第89話 π型人材
東京都千代田区にある私立マルクス高等学校は今時珍しい革新系の学校で、在学生には(後略)
「はいカットー! 堀江さん、今回の収録も最高だったよ。これならプロの声優を目指せるかも知れないね」
「ありがとうございます。後輩の前で情けない所を見せずに済んでよかったですわ」
「お疲れ様です、ゆき先輩。アフレコ現場なんて人生で初めて見たのですごくワクワクしました」
ある日の休日、私は硬式テニス部所属の2年生である堀江有紀先輩に誘われて新作テレビアニメのアフレコを見学しに来ていた。
ゆき先輩は以前から美声で有名だが先日賞金50万円を目当てに新作アニメの声優オーディションに応募したところ見事合格を果たし、来期からの放映に向けて今では放課後や休日にアフレコに参加していた。
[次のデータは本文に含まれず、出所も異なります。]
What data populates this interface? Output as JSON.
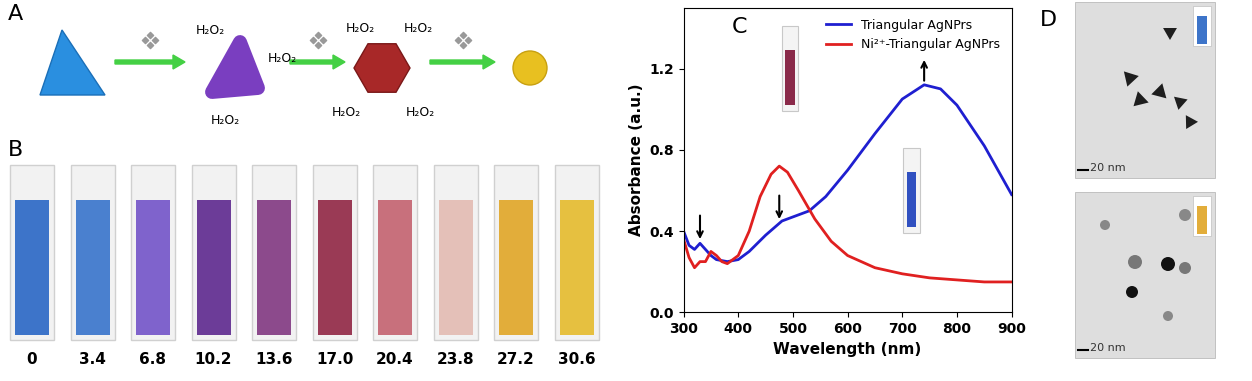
{
  "panel_labels": [
    "A",
    "B",
    "C",
    "D"
  ],
  "scheme": {
    "particle_labels": [
      [
        "H₂O₂",
        "H₂O₂",
        "H₂O₂"
      ],
      [
        "H₂O₂",
        "H₂O₂",
        "H₂O₂",
        "H₂O₂"
      ]
    ]
  },
  "vials": {
    "labels": [
      0,
      3.4,
      6.8,
      10.2,
      13.6,
      17.0,
      20.4,
      23.8,
      27.2,
      30.6
    ],
    "colors": [
      "#3d74c9",
      "#4a80cf",
      "#7f63cc",
      "#6c3c98",
      "#8c4a8c",
      "#9a3a55",
      "#c8707c",
      "#e4c0b8",
      "#e2ad3a",
      "#e6c040"
    ]
  },
  "chart_data": {
    "type": "line",
    "xlabel": "Wavelength (nm)",
    "ylabel": "Absorbance (a.u.)",
    "xlim": [
      300,
      900
    ],
    "xticks": [
      300,
      400,
      500,
      600,
      700,
      800,
      900
    ],
    "ylim": [
      0,
      1.5
    ],
    "yticks": [
      0.0,
      0.4,
      0.8,
      1.2
    ],
    "legend": "upper right",
    "series": [
      {
        "name": "Triangular AgNPrs",
        "color": "#1f1fd0",
        "x": [
          300,
          310,
          320,
          330,
          340,
          350,
          360,
          380,
          400,
          420,
          450,
          480,
          500,
          530,
          560,
          600,
          650,
          700,
          740,
          770,
          800,
          850,
          900
        ],
        "values": [
          0.4,
          0.33,
          0.31,
          0.34,
          0.31,
          0.28,
          0.26,
          0.25,
          0.26,
          0.3,
          0.38,
          0.45,
          0.47,
          0.5,
          0.57,
          0.7,
          0.88,
          1.05,
          1.12,
          1.1,
          1.02,
          0.82,
          0.58
        ]
      },
      {
        "name": "Ni²⁺-Triangular AgNPrs",
        "color": "#e02020",
        "x": [
          300,
          310,
          320,
          330,
          340,
          350,
          360,
          370,
          380,
          400,
          420,
          440,
          460,
          475,
          490,
          510,
          540,
          570,
          600,
          650,
          700,
          750,
          800,
          850,
          900
        ],
        "values": [
          0.36,
          0.27,
          0.22,
          0.25,
          0.25,
          0.3,
          0.28,
          0.25,
          0.24,
          0.28,
          0.4,
          0.57,
          0.68,
          0.72,
          0.69,
          0.6,
          0.46,
          0.35,
          0.28,
          0.22,
          0.19,
          0.17,
          0.16,
          0.15,
          0.15
        ]
      }
    ]
  },
  "tem": {
    "scale_bars": [
      "20 nm",
      "20 nm"
    ]
  }
}
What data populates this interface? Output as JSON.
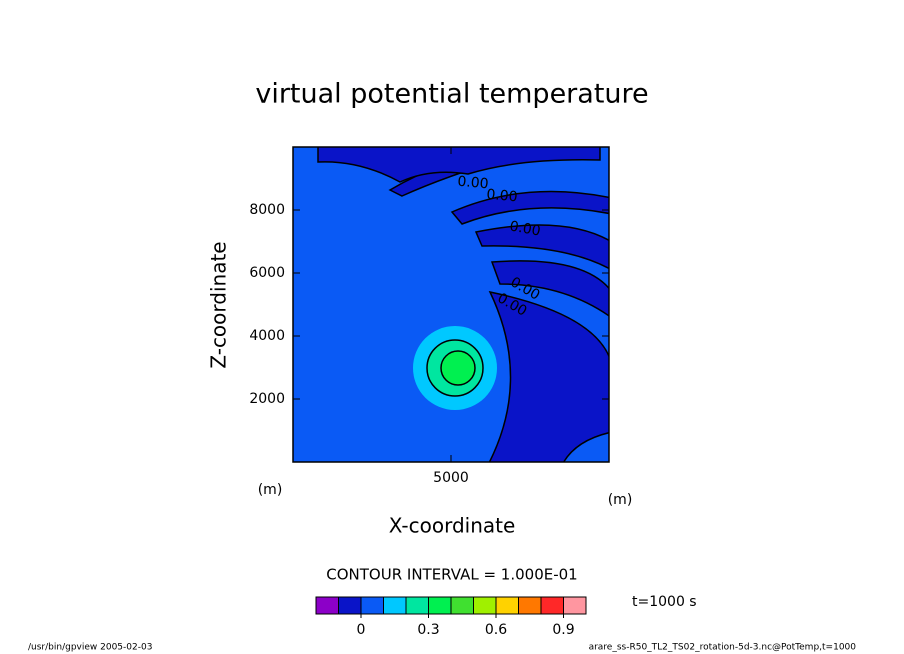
{
  "chart_data": {
    "type": "contour",
    "title": "virtual potential temperature",
    "xlabel": "X-coordinate",
    "ylabel": "Z-coordinate",
    "xunit": "(m)",
    "yunit": "(m)",
    "xlim": [
      0,
      10000
    ],
    "ylim": [
      0,
      10000
    ],
    "xticks": [
      5000
    ],
    "yticks": [
      2000,
      4000,
      6000,
      8000
    ],
    "contour_labels": [
      "0.00",
      "0.00",
      "0.00",
      "0.00",
      "0.00"
    ],
    "contour_interval": "CONTOUR INTERVAL = 1.000E-01",
    "time": "t=1000 s",
    "colorbar": {
      "levels": [
        -0.2,
        -0.1,
        0,
        0.1,
        0.2,
        0.3,
        0.4,
        0.5,
        0.6,
        0.7,
        0.8,
        0.9,
        1.0
      ],
      "colors": [
        "#8c00c8",
        "#0a14c8",
        "#0a5af5",
        "#00c8ff",
        "#00e6a0",
        "#00f050",
        "#40e030",
        "#a0f000",
        "#ffd200",
        "#ff7800",
        "#ff2828",
        "#ff96a0"
      ],
      "ticks": [
        0,
        0.3,
        0.6,
        0.9
      ]
    },
    "footer_left": "/usr/bin/gpview  2005-02-03",
    "footer_right": "arare_ss-R50_TL2_TS02_rotation-5d-3.nc@PotTemp,t=1000"
  }
}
「ゆき先輩は小さな女の子の役みたいでしたけど、アニメはどんな話なんですか? まだ詳しく聞いてなくて」
「堀江さんの演じるキャラクターは明日公開予定だから部外秘にして欲しいんだけど、このアニメは『最近何だか冥土が近い』というタイトルで、やたらと命の危機に瀕するおじいさんを美しいメイドさんが毎回救う話なんだよ。堀江さんはおじいさんの孫娘を演じてて、メインキャラだから出番は結構多いかな」
「主人公のご老人は大御所声優の大塚芳和さんが、メイドさんは人気声優の高崎李依さんが演じるそうですわ。わたくしも皆さんの出演作を少しずつ見ていますのよ」
私はアニメにはあまり詳しくないが他の声優さんも有名人が揃っているらしく、放映された際は必ず全話見ようと思った。
アフレコ終了後はゆき先輩と一緒に帰り、夕方のアニメスタジオで……
「んほぉ~この声優たまんねえ~。監督、見たことない名前だけど新人さんかい?」
「いえ、オーディションで選ばれたアマチュア声優で、都内の高校の2年生です。社長のお気に召されたようで幸いです」
「試し撮りの音声も聞かせて貰ったけど、少女役だけじゃなくて女子大生役や少年役、時には神様役までどんな演技も素晴らしくてまさにπ型人材って感じだね。そうだ、今回のアニメは全員この子に演じて貰えないかな?」
「はいっ!? 全員、ですか……?」
「そうそう全員。逆に話題になりそうだし」
そして……
メイドさん(CV:堀江有紀)「大変です、ご主人様が突然心室頻拍を! かがみちゃん、AEDを持ってきて!!」
孫娘(CV:堀江有紀)「分かりました! おじいちゃん、この瓶だよね!?」
おじいさん(CV:堀江有紀)「そ、それはDHAじゃよ……」
飼い犬に憑依している死神(CV:堀江有紀)「おうおうおう、こんな所で死んだらポイントにならねえぞ! ほれAEDだ!!」
生命保険外交員(CV:堀江有紀)「すみませーん、新商品のご紹介に参りました。あ、もう必要なさそうですね」
天国のおばあさん(CV:堀江有紀)「あなた、まだこちらにお出でになるのは早いですよ」
「全員演じてギャラも総取りですわ! キャラクターソングアルバムも私が全曲歌う予定でしてよ」
「良かったですね、秋葉先輩CD1000枚買うそうですよ……」
ゆき先輩のゆき先輩によるゆき先輩のためのアニメはインターネット上でも色々な意味で話題になったらしい。